Bartolo Colon-O-Meter: Conquered By Optimism

How can hope be the enemy of human endeavor? That was the question facing Bartolo Colon Sunday afternoon, as the Yankees pitcher-philosopher took the mound against Zach Britton of the Baltimore Orioles—veteran against rookie, righty against lefty, metaphor for inexorable despair against metaphor for the power of wishfulness.

With the help of an extra-wide strike zone, the two carried a scoreless tie well into the game. Through six innings, Colon was, if anything, sharper and more efficient than his young foe. Then in the seventh, Nick Markakis doubled, and the ancient Vladimir Guerrero—a future case study in perseverance?—singled him home, and Britton had the lead.

In the eighth, the Yankees let a Mark Reynolds popup drop for a single, and Colon had what appeared to be a weirdly stolid psychotic break—firing pickoff throw after pickoff throw to first base, obsessively trying to keep the lumbering Reynolds (2011: 5 SB, 4 CS) in check.

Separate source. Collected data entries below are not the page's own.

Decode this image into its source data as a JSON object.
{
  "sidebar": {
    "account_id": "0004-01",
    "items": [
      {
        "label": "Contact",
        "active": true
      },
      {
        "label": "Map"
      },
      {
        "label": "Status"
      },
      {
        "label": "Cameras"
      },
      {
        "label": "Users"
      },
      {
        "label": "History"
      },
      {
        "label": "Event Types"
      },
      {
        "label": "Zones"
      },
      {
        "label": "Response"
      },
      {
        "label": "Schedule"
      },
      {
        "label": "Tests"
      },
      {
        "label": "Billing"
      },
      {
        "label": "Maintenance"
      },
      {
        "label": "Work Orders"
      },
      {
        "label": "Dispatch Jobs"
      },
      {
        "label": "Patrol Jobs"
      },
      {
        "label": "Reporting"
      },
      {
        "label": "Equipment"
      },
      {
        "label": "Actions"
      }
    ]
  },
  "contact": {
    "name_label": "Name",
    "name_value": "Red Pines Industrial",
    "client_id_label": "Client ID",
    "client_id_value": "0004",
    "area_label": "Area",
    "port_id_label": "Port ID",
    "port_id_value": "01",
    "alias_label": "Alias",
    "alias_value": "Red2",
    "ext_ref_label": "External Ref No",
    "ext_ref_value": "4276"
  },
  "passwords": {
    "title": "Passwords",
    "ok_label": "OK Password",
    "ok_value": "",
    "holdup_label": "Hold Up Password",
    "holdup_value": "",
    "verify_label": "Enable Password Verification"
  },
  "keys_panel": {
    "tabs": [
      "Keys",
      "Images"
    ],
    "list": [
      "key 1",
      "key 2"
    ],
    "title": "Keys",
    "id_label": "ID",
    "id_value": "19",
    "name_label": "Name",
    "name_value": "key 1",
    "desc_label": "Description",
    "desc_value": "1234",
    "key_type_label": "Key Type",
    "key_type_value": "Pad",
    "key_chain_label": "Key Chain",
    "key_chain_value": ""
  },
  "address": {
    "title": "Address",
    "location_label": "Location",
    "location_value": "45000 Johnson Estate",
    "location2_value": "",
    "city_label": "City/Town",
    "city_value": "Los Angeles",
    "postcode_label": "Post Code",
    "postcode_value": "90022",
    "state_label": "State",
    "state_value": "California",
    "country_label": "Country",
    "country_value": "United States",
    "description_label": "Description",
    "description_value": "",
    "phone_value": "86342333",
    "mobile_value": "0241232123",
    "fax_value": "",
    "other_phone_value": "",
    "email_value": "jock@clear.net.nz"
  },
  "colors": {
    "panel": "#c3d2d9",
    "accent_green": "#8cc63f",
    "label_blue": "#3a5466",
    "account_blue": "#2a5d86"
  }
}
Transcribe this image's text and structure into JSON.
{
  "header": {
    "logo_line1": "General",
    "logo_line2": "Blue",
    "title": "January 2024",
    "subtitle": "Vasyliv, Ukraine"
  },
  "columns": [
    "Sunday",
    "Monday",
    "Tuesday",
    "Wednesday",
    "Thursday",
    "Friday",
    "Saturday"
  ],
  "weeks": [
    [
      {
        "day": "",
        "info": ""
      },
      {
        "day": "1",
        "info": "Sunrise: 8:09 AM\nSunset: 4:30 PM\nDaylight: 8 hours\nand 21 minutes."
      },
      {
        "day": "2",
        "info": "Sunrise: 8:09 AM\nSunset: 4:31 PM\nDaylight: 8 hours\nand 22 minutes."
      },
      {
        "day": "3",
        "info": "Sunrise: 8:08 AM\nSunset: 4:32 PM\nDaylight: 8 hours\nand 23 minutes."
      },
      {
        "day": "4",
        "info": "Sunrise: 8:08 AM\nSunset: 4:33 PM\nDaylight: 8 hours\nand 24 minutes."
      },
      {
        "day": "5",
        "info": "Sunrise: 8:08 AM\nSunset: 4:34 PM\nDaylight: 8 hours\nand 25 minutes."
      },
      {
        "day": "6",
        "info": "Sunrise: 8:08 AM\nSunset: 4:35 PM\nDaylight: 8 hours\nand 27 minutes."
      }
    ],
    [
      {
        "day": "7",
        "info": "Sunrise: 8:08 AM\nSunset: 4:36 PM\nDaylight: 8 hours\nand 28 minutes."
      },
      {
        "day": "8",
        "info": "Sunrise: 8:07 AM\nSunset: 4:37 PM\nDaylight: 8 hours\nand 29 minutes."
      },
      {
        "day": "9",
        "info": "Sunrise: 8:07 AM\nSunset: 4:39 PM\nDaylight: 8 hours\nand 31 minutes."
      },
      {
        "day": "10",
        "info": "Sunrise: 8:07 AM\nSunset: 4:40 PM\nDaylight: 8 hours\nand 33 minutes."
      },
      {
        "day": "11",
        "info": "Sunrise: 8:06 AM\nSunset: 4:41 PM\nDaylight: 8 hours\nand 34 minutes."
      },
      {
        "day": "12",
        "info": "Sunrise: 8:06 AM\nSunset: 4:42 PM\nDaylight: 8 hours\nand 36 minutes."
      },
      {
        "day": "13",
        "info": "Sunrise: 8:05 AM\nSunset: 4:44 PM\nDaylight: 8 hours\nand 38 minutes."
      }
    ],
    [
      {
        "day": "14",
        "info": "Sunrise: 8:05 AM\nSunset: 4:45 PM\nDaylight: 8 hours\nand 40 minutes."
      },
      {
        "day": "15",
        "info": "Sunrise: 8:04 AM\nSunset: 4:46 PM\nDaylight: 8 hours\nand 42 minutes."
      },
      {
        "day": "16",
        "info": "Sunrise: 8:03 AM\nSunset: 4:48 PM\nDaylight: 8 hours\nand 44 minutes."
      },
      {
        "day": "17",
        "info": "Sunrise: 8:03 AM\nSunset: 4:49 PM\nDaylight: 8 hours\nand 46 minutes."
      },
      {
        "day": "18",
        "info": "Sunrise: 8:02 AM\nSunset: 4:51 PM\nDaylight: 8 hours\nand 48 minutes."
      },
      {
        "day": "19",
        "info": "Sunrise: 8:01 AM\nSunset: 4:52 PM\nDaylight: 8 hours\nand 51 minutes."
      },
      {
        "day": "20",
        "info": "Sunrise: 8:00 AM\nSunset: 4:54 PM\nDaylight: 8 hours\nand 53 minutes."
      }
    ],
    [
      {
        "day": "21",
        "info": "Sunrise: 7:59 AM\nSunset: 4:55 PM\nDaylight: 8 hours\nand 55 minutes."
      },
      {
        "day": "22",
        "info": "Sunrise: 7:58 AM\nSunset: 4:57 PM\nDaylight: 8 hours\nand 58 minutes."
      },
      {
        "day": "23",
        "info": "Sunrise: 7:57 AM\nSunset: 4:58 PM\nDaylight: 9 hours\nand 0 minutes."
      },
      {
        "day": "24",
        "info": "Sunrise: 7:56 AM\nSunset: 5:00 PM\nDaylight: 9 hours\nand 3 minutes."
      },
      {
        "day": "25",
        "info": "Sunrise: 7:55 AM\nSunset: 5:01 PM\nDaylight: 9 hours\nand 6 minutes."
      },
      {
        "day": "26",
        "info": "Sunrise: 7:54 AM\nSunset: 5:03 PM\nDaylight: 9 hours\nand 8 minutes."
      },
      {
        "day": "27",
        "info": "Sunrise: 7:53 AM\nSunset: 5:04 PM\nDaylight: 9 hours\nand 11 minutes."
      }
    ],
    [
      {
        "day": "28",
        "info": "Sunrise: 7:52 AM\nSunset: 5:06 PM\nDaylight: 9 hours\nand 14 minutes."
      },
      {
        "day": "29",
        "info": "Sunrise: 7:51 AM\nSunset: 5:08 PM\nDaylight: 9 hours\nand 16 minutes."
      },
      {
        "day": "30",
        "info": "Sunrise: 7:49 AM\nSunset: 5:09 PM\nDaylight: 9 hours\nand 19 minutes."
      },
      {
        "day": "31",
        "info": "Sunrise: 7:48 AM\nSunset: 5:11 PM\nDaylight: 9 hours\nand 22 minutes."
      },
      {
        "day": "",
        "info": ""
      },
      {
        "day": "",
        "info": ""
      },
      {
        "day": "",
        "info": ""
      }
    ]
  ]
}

A single moved Reynolds to third, at which point Colon, in the throes of his monomania, tried the third-to-first pickoff feint. With Colon's attention firmly fixed 90 degrees away from home plate, J.J. Hardy singled in the Orioles' second run, twice as many runs as Britton and the bullpen would need.


Colon's final line: 7.2 IP, 7 H, 2 R, 0 BB, 4 K. He took the loss, his fifth straight winless outing. Britton collected his second win in a row. Maybe Britton just hoped for it more.